KPR solusi utk punya rumah? Itu mah Dulu….

Standard

Banyak hal yang menarik dari aturan BI mengenai LTV(Loan to Value) yang juga didalamnya berisi tentang pengetatan kpr inden yg banyak membantu developer dalam pengembangan usahanya dalam beberapa tahun terakhir.

KPR yang 10 tahun kebelakang merupakan sarana banyak debitur untuk memiliki hunian beberapa tahun belakangan ini menjadi komoditas yang sulit diraih bahkan untuk calon pembeli rumah bersubsidi sekalipun. 

Kenyataan di lapangan yang dialami saya sebagai pengembang maupun banyak pengembang lainnya adalah 
1. Karena aturan LTV yang mengatur besaran nilai DP menyebabkan orang tua yang ingin membelikan anaknya rumah jadi kesulitan membayar DP karena mereka sendiri memiliki fasilitas KPR yang sedang berlangsung. Jadi DP untuk rumah kedua mesti nambah lagi 10%. Padahal mereka bukan spekulan lo, ini realita di lapangan.

2. Kesulitan memproses calon debitur KPR untuk rumah pertama. Biasanya calon debitur model ini jarang memiliki mutasi rekening perbankan yang baik, mereka cenderung memegang dana tunai sehingga perputaran uang di rekeningnya terlihat sangat sedikit bahkan ada yang tidak punya rekening, terus dengan kondisi ini mana bisa lolos bank? Karena dasar bank untuk meloloskan kredit adalah salah satunya dengan melihat mutasi rekening.

3. Juga untuk kondisi KPR rumah pertama, akibat dari lemahnya edukasi mengenai pentingnya menjaga kualitas nasabah di history BI, sangat sangat banyak sekali calon debitur yang tidak menjaga kualitas atau track record kredit mereka. Contoh: hampir semua calon debitur model ini punya kredit sepeda motor, karena kurang edukasi tentang track record kredit / riwayat kredit kadang mereka disaat tertentu lupa atau tidak membayar angsurannya tepat waktu sehingga ketika dilakukan BI checking terjadi lah (Kolektibilitas) Kol-2/3/4/5 yang menunjukkan kelancaran pembayaran kredit (semakin besar angkanya semakin kurang lancar). 

4. Beban awal saat pencairan kredit KPR selalu menjadi dilema bagi calon debitur rumah pertama, karena uang tabungannya hanya cukup untuk melunasi DP, jadi saat kena beban admin dan provisi bahkan asuransi jadi tambahan beban baru buat mereka.

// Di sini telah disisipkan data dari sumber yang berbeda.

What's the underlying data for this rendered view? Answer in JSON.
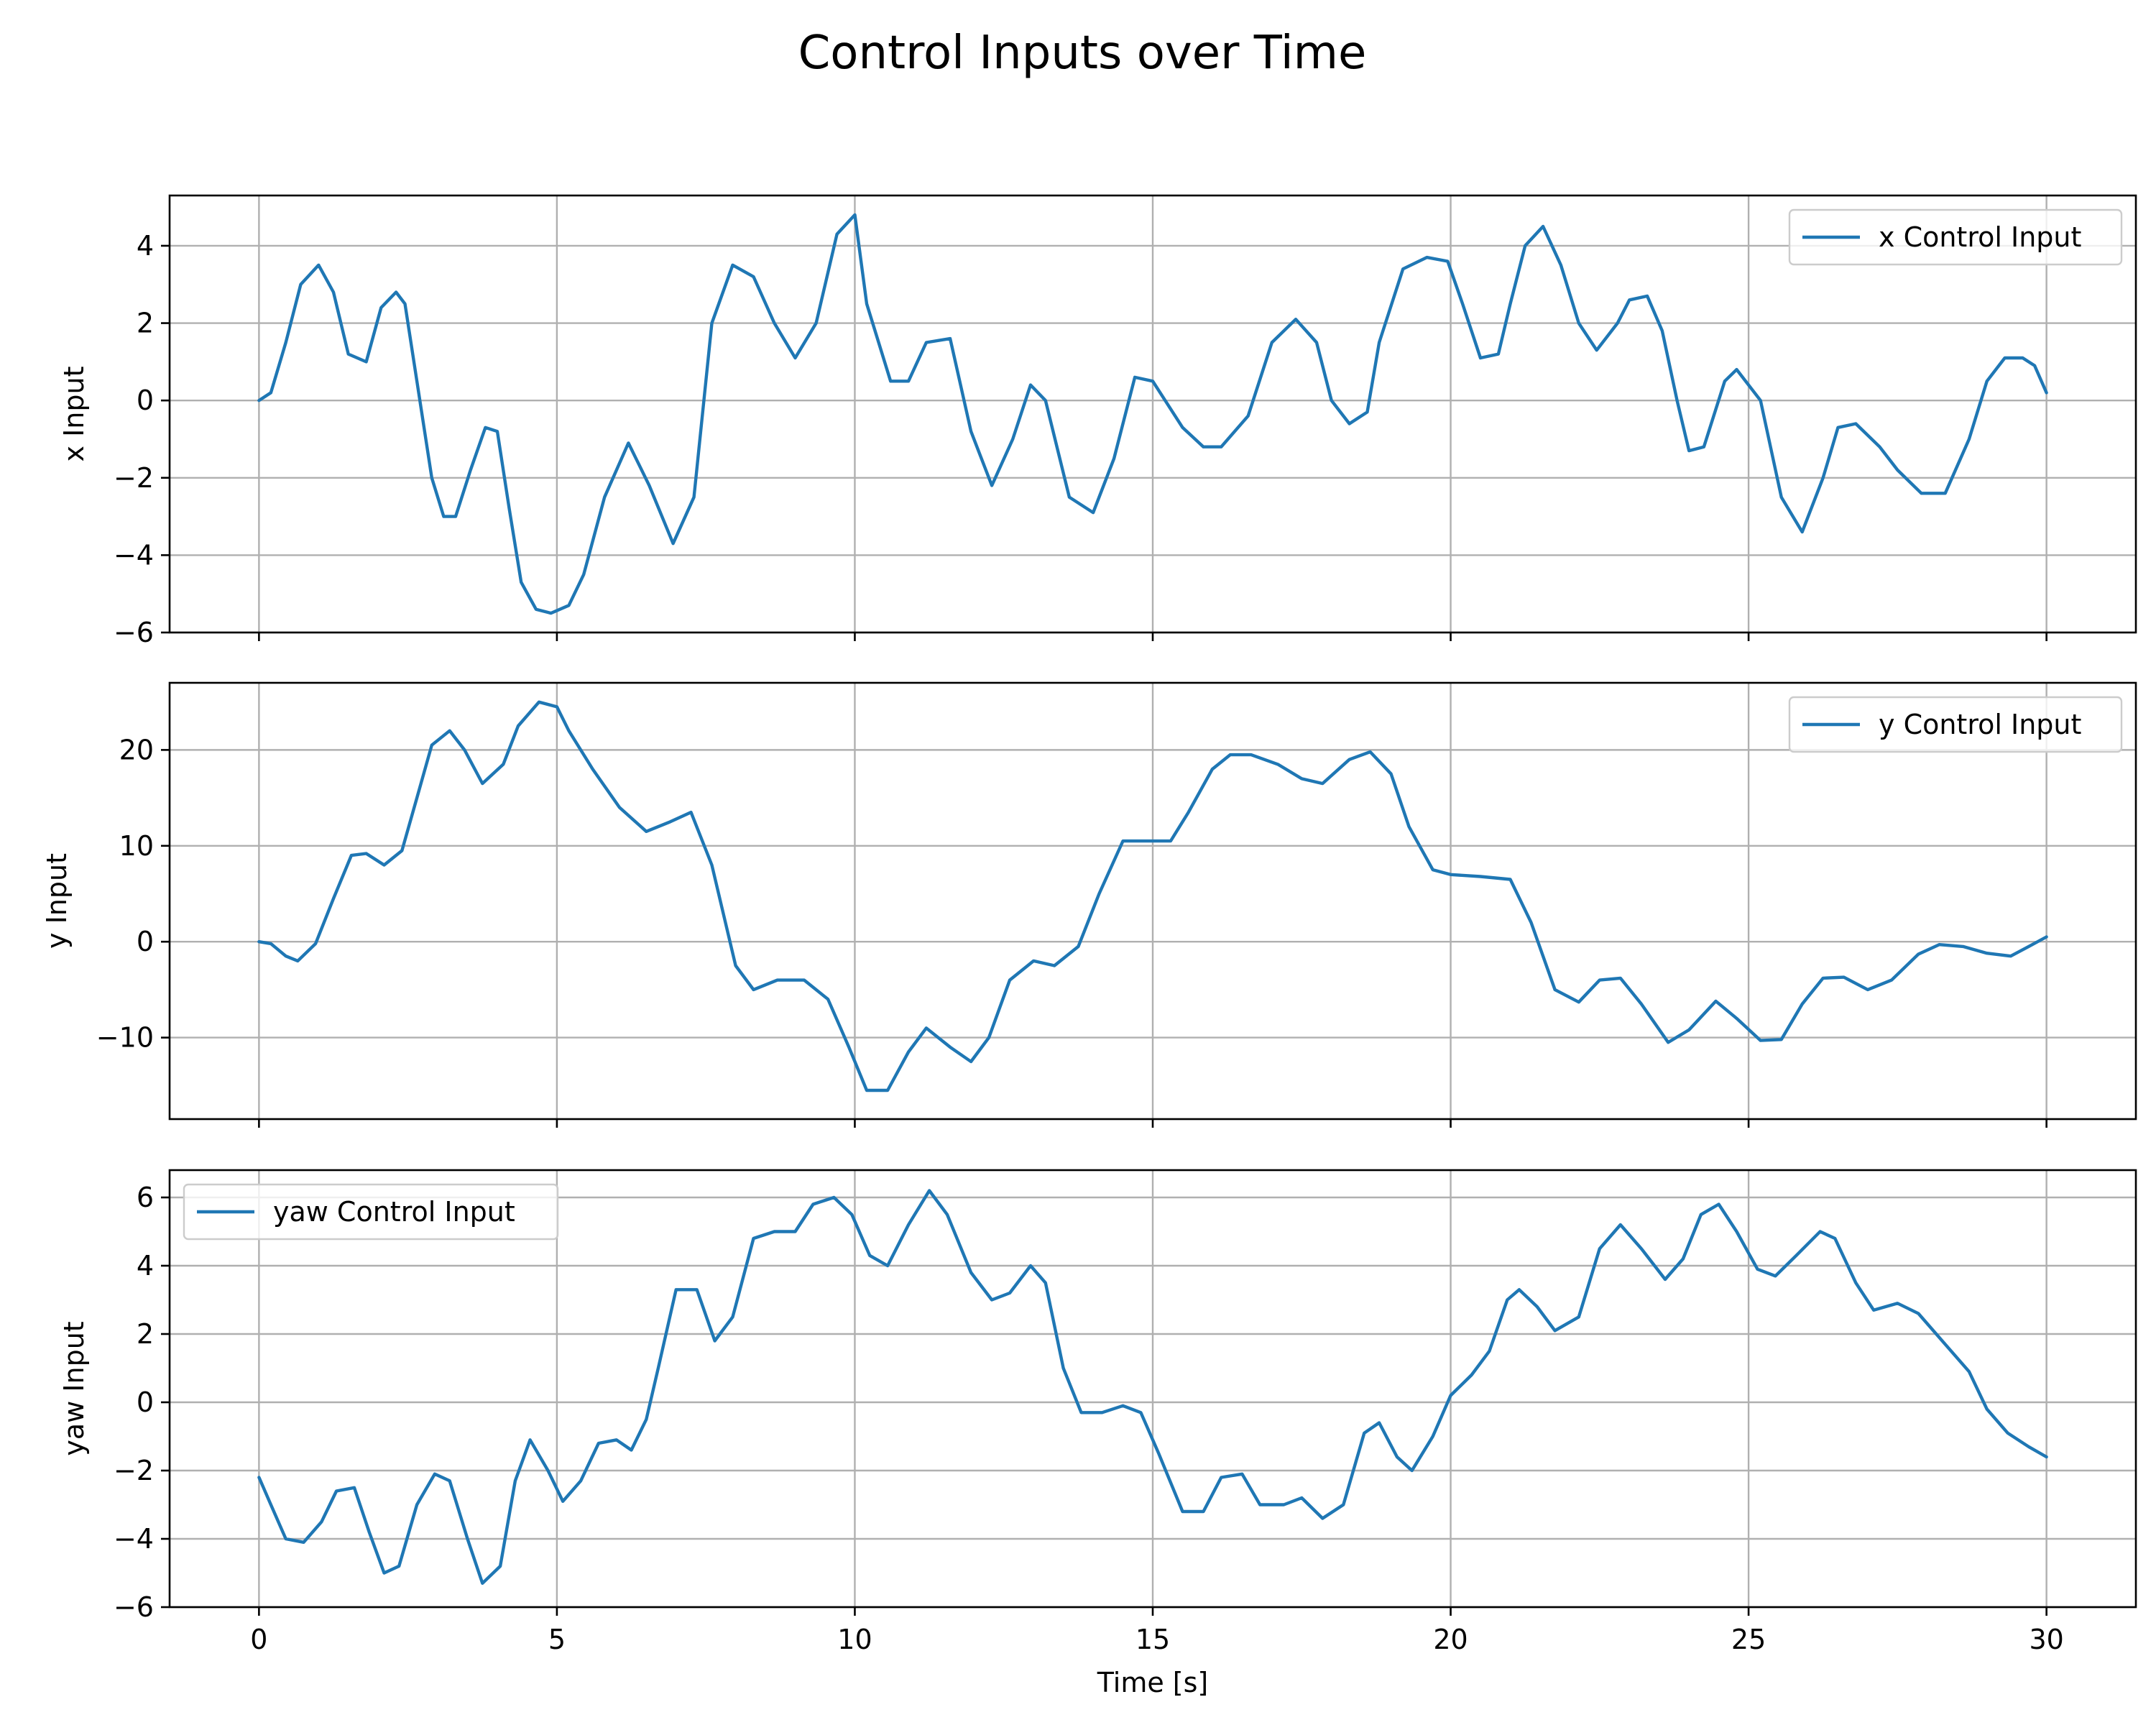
{
  "title": "Control Inputs over Time",
  "colors": {
    "series": "#1f77b4",
    "grid": "#b0b0b0",
    "axes": "#000000"
  },
  "chart_data": {
    "type": "line",
    "title": "Control Inputs over Time",
    "shared_x": true,
    "xlabel": "Time [s]",
    "xlim": [
      -1.5,
      31.5
    ],
    "xticks": [
      0,
      5,
      10,
      15,
      20,
      25,
      30
    ],
    "grid": true,
    "panels": [
      {
        "ylabel": "x Input",
        "ylim": [
          -6,
          5.3
        ],
        "yticks": [
          -6,
          -4,
          -2,
          0,
          2,
          4
        ],
        "ytick_labels": [
          "−6",
          "−4",
          "−2",
          "0",
          "2",
          "4"
        ],
        "legend_position": "upper right",
        "series": [
          {
            "name": "x Control Input",
            "color": "#1f77b4",
            "x": [
              0,
              0.2,
              0.45,
              0.7,
              1.0,
              1.25,
              1.5,
              1.8,
              2.05,
              2.3,
              2.45,
              2.65,
              2.9,
              3.1,
              3.3,
              3.55,
              3.8,
              4.0,
              4.2,
              4.4,
              4.65,
              4.9,
              5.2,
              5.45,
              5.8,
              6.2,
              6.55,
              6.95,
              7.3,
              7.6,
              7.95,
              8.3,
              8.65,
              9.0,
              9.35,
              9.7,
              10.0,
              10.2,
              10.6,
              10.9,
              11.2,
              11.6,
              11.95,
              12.3,
              12.65,
              12.95,
              13.2,
              13.6,
              14.0,
              14.35,
              14.7,
              15.0,
              15.5,
              15.85,
              16.15,
              16.6,
              17.0,
              17.4,
              17.75,
              18.0,
              18.3,
              18.6,
              18.8,
              19.2,
              19.6,
              19.95,
              20.2,
              20.5,
              20.8,
              21.0,
              21.25,
              21.55,
              21.85,
              22.15,
              22.45,
              22.8,
              23.0,
              23.3,
              23.55,
              23.8,
              24.0,
              24.25,
              24.6,
              24.8,
              25.2,
              25.55,
              25.9,
              26.25,
              26.5,
              26.8,
              27.2,
              27.5,
              27.9,
              28.3,
              28.7,
              29.0,
              29.3,
              29.6,
              29.8,
              30.0
            ],
            "values": [
              0.0,
              0.2,
              1.5,
              3.0,
              3.5,
              2.8,
              1.2,
              1.0,
              2.4,
              2.8,
              2.5,
              0.5,
              -2.0,
              -3.0,
              -3.0,
              -1.8,
              -0.7,
              -0.8,
              -2.8,
              -4.7,
              -5.4,
              -5.5,
              -5.3,
              -4.5,
              -2.5,
              -1.1,
              -2.2,
              -3.7,
              -2.5,
              2.0,
              3.5,
              3.2,
              2.0,
              1.1,
              2.0,
              4.3,
              4.8,
              2.5,
              0.5,
              0.5,
              1.5,
              1.6,
              -0.8,
              -2.2,
              -1.0,
              0.4,
              0.0,
              -2.5,
              -2.9,
              -1.5,
              0.6,
              0.5,
              -0.7,
              -1.2,
              -1.2,
              -0.4,
              1.5,
              2.1,
              1.5,
              0.0,
              -0.6,
              -0.3,
              1.5,
              3.4,
              3.7,
              3.6,
              2.5,
              1.1,
              1.2,
              2.5,
              4.0,
              4.5,
              3.5,
              2.0,
              1.3,
              2.0,
              2.6,
              2.7,
              1.8,
              0.0,
              -1.3,
              -1.2,
              0.5,
              0.8,
              0.0,
              -2.5,
              -3.4,
              -2.0,
              -0.7,
              -0.6,
              -1.2,
              -1.8,
              -2.4,
              -2.4,
              -1.0,
              0.5,
              1.1,
              1.1,
              0.9,
              0.2
            ]
          }
        ]
      },
      {
        "ylabel": "y Input",
        "ylim": [
          -18.5,
          27
        ],
        "yticks": [
          -10,
          0,
          10,
          20
        ],
        "ytick_labels": [
          "−10",
          "0",
          "10",
          "20"
        ],
        "legend_position": "upper right",
        "series": [
          {
            "name": "y Control Input",
            "color": "#1f77b4",
            "x": [
              0,
              0.2,
              0.45,
              0.65,
              0.95,
              1.25,
              1.55,
              1.8,
              2.1,
              2.4,
              2.65,
              2.9,
              3.2,
              3.45,
              3.75,
              4.1,
              4.35,
              4.7,
              5.0,
              5.2,
              5.6,
              6.05,
              6.5,
              6.9,
              7.25,
              7.6,
              8.0,
              8.3,
              8.7,
              9.15,
              9.55,
              9.9,
              10.2,
              10.55,
              10.9,
              11.2,
              11.6,
              11.95,
              12.25,
              12.6,
              13.0,
              13.35,
              13.75,
              14.1,
              14.5,
              14.9,
              15.3,
              15.6,
              16.0,
              16.3,
              16.65,
              17.1,
              17.5,
              17.85,
              18.3,
              18.65,
              19.0,
              19.3,
              19.7,
              20.0,
              20.5,
              21.0,
              21.35,
              21.75,
              22.15,
              22.5,
              22.85,
              23.2,
              23.65,
              24.0,
              24.45,
              24.8,
              25.2,
              25.55,
              25.9,
              26.25,
              26.6,
              27.0,
              27.4,
              27.85,
              28.2,
              28.6,
              29.0,
              29.4,
              29.7,
              30.0
            ],
            "values": [
              0.0,
              -0.2,
              -1.5,
              -2.0,
              -0.2,
              4.5,
              9.0,
              9.2,
              8.0,
              9.5,
              15.0,
              20.5,
              22.0,
              20.0,
              16.5,
              18.5,
              22.5,
              25.0,
              24.5,
              22.0,
              18.0,
              14.0,
              11.5,
              12.5,
              13.5,
              8.0,
              -2.5,
              -5.0,
              -4.0,
              -4.0,
              -6.0,
              -11.0,
              -15.5,
              -15.5,
              -11.5,
              -9.0,
              -11.0,
              -12.5,
              -10.0,
              -4.0,
              -2.0,
              -2.5,
              -0.5,
              5.0,
              10.5,
              10.5,
              10.5,
              13.5,
              18.0,
              19.5,
              19.5,
              18.5,
              17.0,
              16.5,
              19.0,
              19.8,
              17.5,
              12.0,
              7.5,
              7.0,
              6.8,
              6.5,
              2.0,
              -5.0,
              -6.3,
              -4.0,
              -3.8,
              -6.5,
              -10.5,
              -9.2,
              -6.2,
              -8.0,
              -10.3,
              -10.2,
              -6.5,
              -3.8,
              -3.7,
              -5.0,
              -4.0,
              -1.3,
              -0.3,
              -0.5,
              -1.2,
              -1.5,
              -0.5,
              0.5
            ]
          }
        ]
      },
      {
        "ylabel": "yaw Input",
        "ylim": [
          -6,
          6.8
        ],
        "yticks": [
          -6,
          -4,
          -2,
          0,
          2,
          4,
          6
        ],
        "ytick_labels": [
          "−6",
          "−4",
          "−2",
          "0",
          "2",
          "4",
          "6"
        ],
        "legend_position": "upper left",
        "series": [
          {
            "name": "yaw Control Input",
            "color": "#1f77b4",
            "x": [
              0,
              0.2,
              0.45,
              0.75,
              1.05,
              1.3,
              1.6,
              1.85,
              2.1,
              2.35,
              2.65,
              2.95,
              3.2,
              3.5,
              3.75,
              4.05,
              4.3,
              4.55,
              4.85,
              5.1,
              5.4,
              5.7,
              6.0,
              6.25,
              6.5,
              6.7,
              7.0,
              7.35,
              7.65,
              7.95,
              8.3,
              8.65,
              9.0,
              9.3,
              9.65,
              9.95,
              10.25,
              10.55,
              10.9,
              11.25,
              11.55,
              11.95,
              12.3,
              12.6,
              12.95,
              13.2,
              13.5,
              13.8,
              14.15,
              14.5,
              14.8,
              15.1,
              15.5,
              15.85,
              16.15,
              16.5,
              16.8,
              17.2,
              17.5,
              17.85,
              18.2,
              18.55,
              18.8,
              19.1,
              19.35,
              19.7,
              20.0,
              20.35,
              20.65,
              20.95,
              21.15,
              21.45,
              21.75,
              22.15,
              22.5,
              22.85,
              23.2,
              23.6,
              23.9,
              24.2,
              24.5,
              24.8,
              25.15,
              25.45,
              25.8,
              26.2,
              26.45,
              26.8,
              27.1,
              27.5,
              27.85,
              28.3,
              28.7,
              29.0,
              29.35,
              29.7,
              30.0
            ],
            "values": [
              -2.2,
              -3.0,
              -4.0,
              -4.1,
              -3.5,
              -2.6,
              -2.5,
              -3.8,
              -5.0,
              -4.8,
              -3.0,
              -2.1,
              -2.3,
              -4.0,
              -5.3,
              -4.8,
              -2.3,
              -1.1,
              -2.0,
              -2.9,
              -2.3,
              -1.2,
              -1.1,
              -1.4,
              -0.5,
              1.0,
              3.3,
              3.3,
              1.8,
              2.5,
              4.8,
              5.0,
              5.0,
              5.8,
              6.0,
              5.5,
              4.3,
              4.0,
              5.2,
              6.2,
              5.5,
              3.8,
              3.0,
              3.2,
              4.0,
              3.5,
              1.0,
              -0.3,
              -0.3,
              -0.1,
              -0.3,
              -1.5,
              -3.2,
              -3.2,
              -2.2,
              -2.1,
              -3.0,
              -3.0,
              -2.8,
              -3.4,
              -3.0,
              -0.9,
              -0.6,
              -1.6,
              -2.0,
              -1.0,
              0.2,
              0.8,
              1.5,
              3.0,
              3.3,
              2.8,
              2.1,
              2.5,
              4.5,
              5.2,
              4.5,
              3.6,
              4.2,
              5.5,
              5.8,
              5.0,
              3.9,
              3.7,
              4.3,
              5.0,
              4.8,
              3.5,
              2.7,
              2.9,
              2.6,
              1.7,
              0.9,
              -0.2,
              -0.9,
              -1.3,
              -1.6
            ]
          }
        ]
      }
    ]
  }
}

Mestinya kalau memang pemerintah memiliki niat untuk mendorong banyak orang memiliki rumah pertama khusus untuk rumah pertama harus bebas segala biaya. Masih banyak lagi kasus-kasus yang terjadi di lapangan yang perlu dibijaksanai oleh OJK selaku pengawas kegiatan perbankan, agar tidak sekedar ketat tapi dampaknya malahan berakibat jauh dari target sejuta rumah untuk Indonesia.

Beberapa tahun yang lalu, ada fasilitas untuk usaha pengembang yang namanya KPR indent yang sangat mendukung usaha ini maju, khususnya dalam hal keringanan kredit untuk membangun perumahan sehingga pengembang tidak perlu mengajukan kredit konstruksi dalam rangka membangun perumahannya. 

Namun belakangan akibat dari aturan LTV, KPR indent ini ditiadakan karena banyak pengembang yang setelah cair KPR indentnya rumah tidak dibangun dan aturan tersebut di generalisasi alias pukul rata terhadap semua usaha pengembangan perumahan, tanpa diseleksi mana pengembang yang melaksanakan pembangunannya mana yang tidak. 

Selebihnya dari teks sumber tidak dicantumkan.